E più s’allarga la cerchia della sua attività, più s’approfondisce il suo solco di dolore. Alle prese colla vita sociale egli porta in questa lotta acerba le stesse disposizioni affettuose e benigne che di lui fecero e faranno lo zimbello perpetuo di quanti lo circondano. Soffre in ogni cosa che ami. La turba che egli vorrebbe rilevare dalla sua abiezione, strappare al delitto, svegliare alla luce redentrice della libertà, lo guarderà come un nemico e come un nemico lo odierà; l’autorità, palladio del delitto organizzato s’esaurirà a schiacciarlo e la sua bontà gli sarà imputata come un misfatto esecrando: amici e parenti allargheranno intorno a lui il vuoto, e quando si rifugerà in seno ai figli, in grembo alla compagna, tra gli esseri diletti – a cui si vuole tanto bene che ci pare una mostruosità anche la minore delle imperfezioni in essi constatata – egli dovrà anche nell’intimo santuario della gioia abbeverarsi di lacrime, di fiele, di amarezze atroci.
Crivellato di ferite, il cuore sanguinante e la mente perduta in tanti assalti, uno più dell’altro doloroso, sbattuto, disorientato, disfatto, eccovelo – a meno che non sia della tempra eccezionale degli eroi – frustrato, finito, annichilito, ridotto al cencio inutile, al brandello immondo e straziante che è ogni nomo rinsavito o rassegnato.

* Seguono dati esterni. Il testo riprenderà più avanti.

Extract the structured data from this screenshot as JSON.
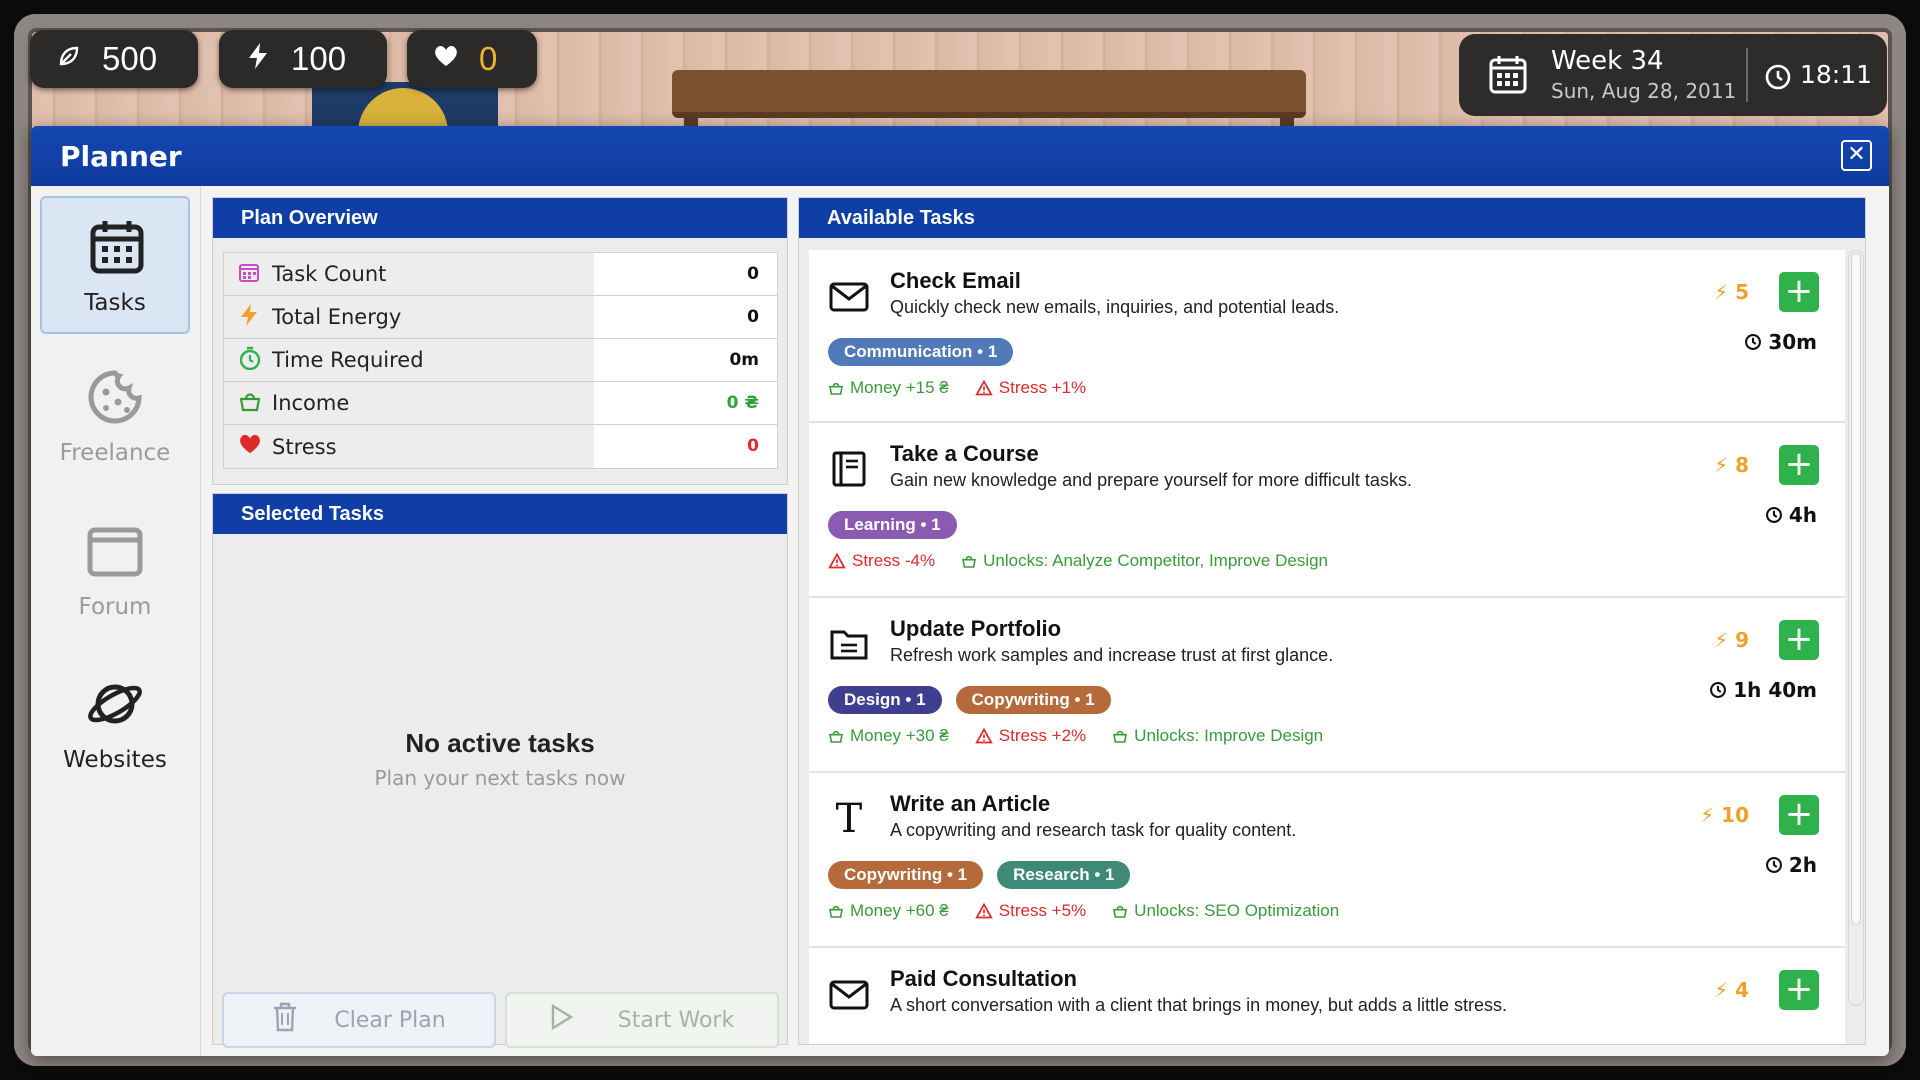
{
  "hud": {
    "money": "500",
    "energy": "100",
    "health": "0",
    "week": "Week 34",
    "date": "Sun, Aug 28, 2011",
    "time": "18:11"
  },
  "window": {
    "title": "Planner"
  },
  "sidebar": {
    "items": [
      {
        "label": "Tasks",
        "icon": "calendar-icon",
        "active": true
      },
      {
        "label": "Freelance",
        "icon": "cookie-icon",
        "active": false
      },
      {
        "label": "Forum",
        "icon": "window-icon",
        "active": false
      },
      {
        "label": "Websites",
        "icon": "planet-icon",
        "active": false
      }
    ]
  },
  "overview": {
    "title": "Plan Overview",
    "rows": [
      {
        "label": "Task Count",
        "value": "0",
        "icon": "calendar-icon",
        "color": "#c64fc0"
      },
      {
        "label": "Total Energy",
        "value": "0",
        "icon": "lightning-icon",
        "color": "#f0a12a"
      },
      {
        "label": "Time Required",
        "value": "0m",
        "icon": "stopwatch-icon",
        "color": "#2fb24c"
      },
      {
        "label": "Income",
        "value": "0 ₴",
        "icon": "bag-icon",
        "color": "#3a9a3a"
      },
      {
        "label": "Stress",
        "value": "0",
        "icon": "heart-icon",
        "color": "#dd2b2b"
      }
    ]
  },
  "selected": {
    "title": "Selected Tasks",
    "empty_title": "No active tasks",
    "empty_sub": "Plan your next tasks now",
    "clear_label": "Clear Plan",
    "start_label": "Start Work"
  },
  "available": {
    "title": "Available Tasks",
    "tasks": [
      {
        "name": "Check Email",
        "desc": "Quickly check new emails, inquiries, and potential leads.",
        "icon": "mail-icon",
        "energy": "5",
        "duration": "30m",
        "tags": [
          {
            "label": "Communication • 1",
            "color": "#4f79b8"
          }
        ],
        "effects": [
          {
            "text": "Money +15 ₴",
            "kind": "good"
          },
          {
            "text": "Stress +1%",
            "kind": "bad"
          }
        ]
      },
      {
        "name": "Take a Course",
        "desc": "Gain new knowledge and prepare yourself for more difficult tasks.",
        "icon": "book-icon",
        "energy": "8",
        "duration": "4h",
        "tags": [
          {
            "label": "Learning • 1",
            "color": "#8a5bb0"
          }
        ],
        "effects": [
          {
            "text": "Stress -4%",
            "kind": "bad"
          },
          {
            "text": "Unlocks: Analyze Competitor, Improve Design",
            "kind": "good"
          }
        ]
      },
      {
        "name": "Update Portfolio",
        "desc": "Refresh work samples and increase trust at first glance.",
        "icon": "folder-icon",
        "energy": "9",
        "duration": "1h 40m",
        "tags": [
          {
            "label": "Design • 1",
            "color": "#3f3f8f"
          },
          {
            "label": "Copywriting • 1",
            "color": "#b56a3c"
          }
        ],
        "effects": [
          {
            "text": "Money +30 ₴",
            "kind": "good"
          },
          {
            "text": "Stress +2%",
            "kind": "bad"
          },
          {
            "text": "Unlocks: Improve Design",
            "kind": "good"
          }
        ]
      },
      {
        "name": "Write an Article",
        "desc": "A copywriting and research task for quality content.",
        "icon": "text-icon",
        "energy": "10",
        "duration": "2h",
        "tags": [
          {
            "label": "Copywriting • 1",
            "color": "#b56a3c"
          },
          {
            "label": "Research • 1",
            "color": "#3e8a77"
          }
        ],
        "effects": [
          {
            "text": "Money +60 ₴",
            "kind": "good"
          },
          {
            "text": "Stress +5%",
            "kind": "bad"
          },
          {
            "text": "Unlocks: SEO Optimization",
            "kind": "good"
          }
        ]
      },
      {
        "name": "Paid Consultation",
        "desc": "A short conversation with a client that brings in money, but adds a little stress.",
        "icon": "mail-icon",
        "energy": "4",
        "duration": "",
        "tags": [],
        "effects": []
      }
    ]
  }
}
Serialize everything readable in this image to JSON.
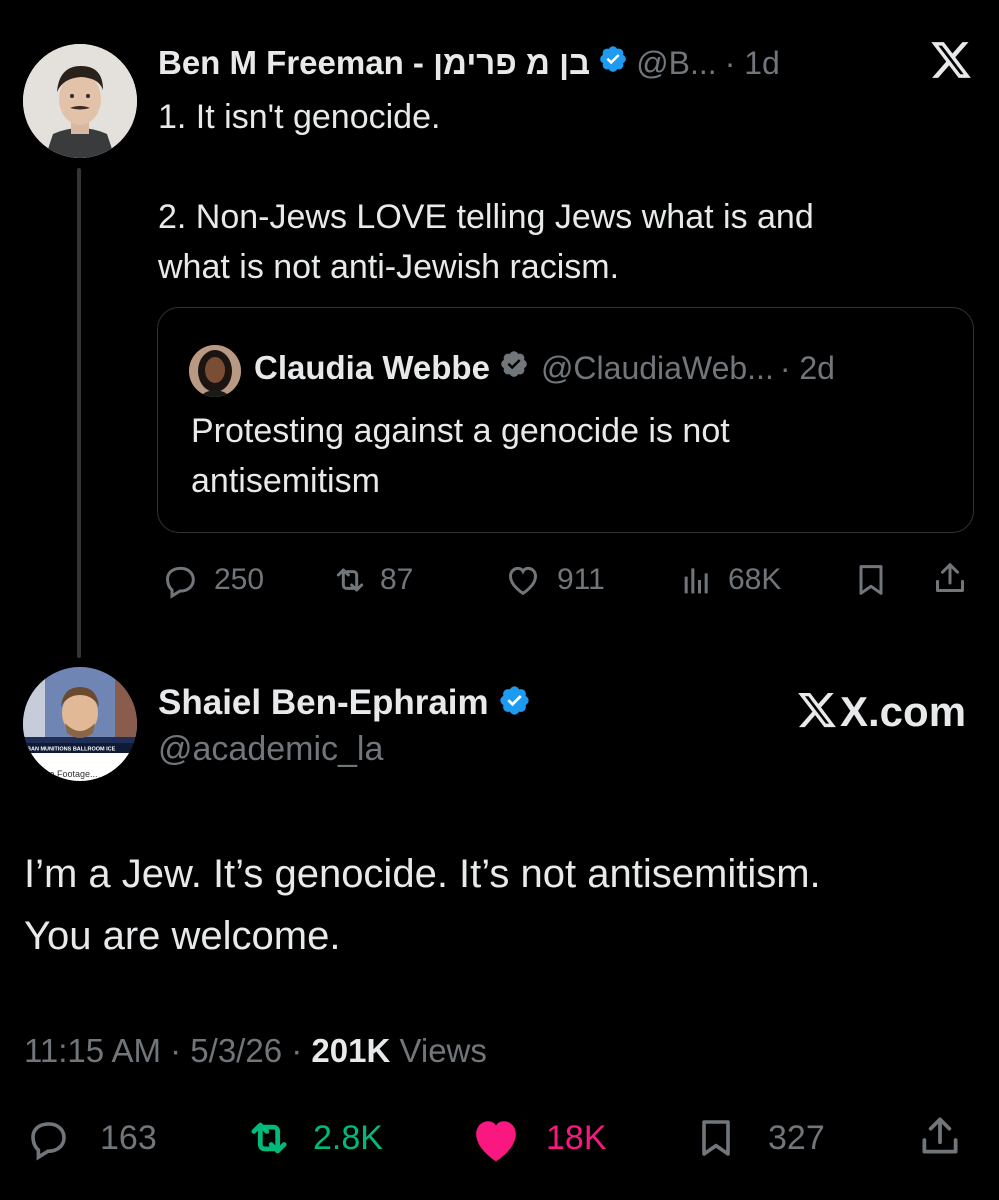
{
  "parent_tweet": {
    "author_name": "Ben M Freeman - בן מ פרימן",
    "handle": "@B...",
    "time": "· 1d",
    "text_line1": "1. It isn't genocide.",
    "text_line2": "2. Non-Jews LOVE telling Jews what is and",
    "text_line3": "what is not anti-Jewish racism.",
    "quote": {
      "author_name": "Claudia Webbe",
      "handle": "@ClaudiaWeb...",
      "time": "· 2d",
      "text_line1": "Protesting against a genocide is not",
      "text_line2": "antisemitism"
    },
    "stats": {
      "replies": "250",
      "reposts": "87",
      "likes": "911",
      "views": "68K"
    }
  },
  "main_tweet": {
    "author_name": "Shaiel Ben-Ephraim",
    "handle": "@academic_la",
    "site_label": "X.com",
    "text_line1": "I’m a Jew. It’s genocide. It’s not antisemitism.",
    "text_line2": "You are welcome.",
    "timestamp": "11:15 AM · 5/3/26 ·",
    "views_count": "201K",
    "views_label": "Views",
    "stats": {
      "replies": "163",
      "reposts": "2.8K",
      "likes": "18K",
      "bookmarks": "327"
    }
  },
  "avatar_caption": "...ne Footage...",
  "colors": {
    "background": "#000000",
    "text": "#e7e9ea",
    "muted": "#71767b",
    "verified": "#1d9bf0",
    "repost_active": "#00ba7c",
    "like_active": "#f91880"
  },
  "icons": [
    "x-logo-icon",
    "verified-badge-icon",
    "reply-icon",
    "repost-icon",
    "like-icon",
    "views-icon",
    "bookmark-icon",
    "share-icon"
  ]
}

Tale nella società nostra il destino della bontà, che è pur tuttavia la base fondamentale ed essenziale di ogni società. Quante energie non sono così naufragate, inghiottite per sempre dalla cloaca delle turpitudini sociali! E come grave e profondo appare – così posto – il problema umano! E quanto meschine appaiono allora, cugini dell’altra riva, le vostre sterili medicine legislative, le pillole operaie esteriormente indorate, il balsamo delle pensioni, le tavolette ricostituenti del pane gratuito, i clisteri dei famosi tre otto!
Fino a quale infimo bassofondo bisogna smuovere i costumi perché la bontà ottenga soltanto il suo diritto alla luce! La questione sociale – direi quasi umana – non è anzitutto una terribile questione morale?
E tutti i rattoppi economici, e tutti i palliativi politici non sono – per quanto ingegnosi – egualmente impotenti a darci la soluzione invocata, la rifusione delle mentalità da cui dovrà scaturire l’uomo integrale?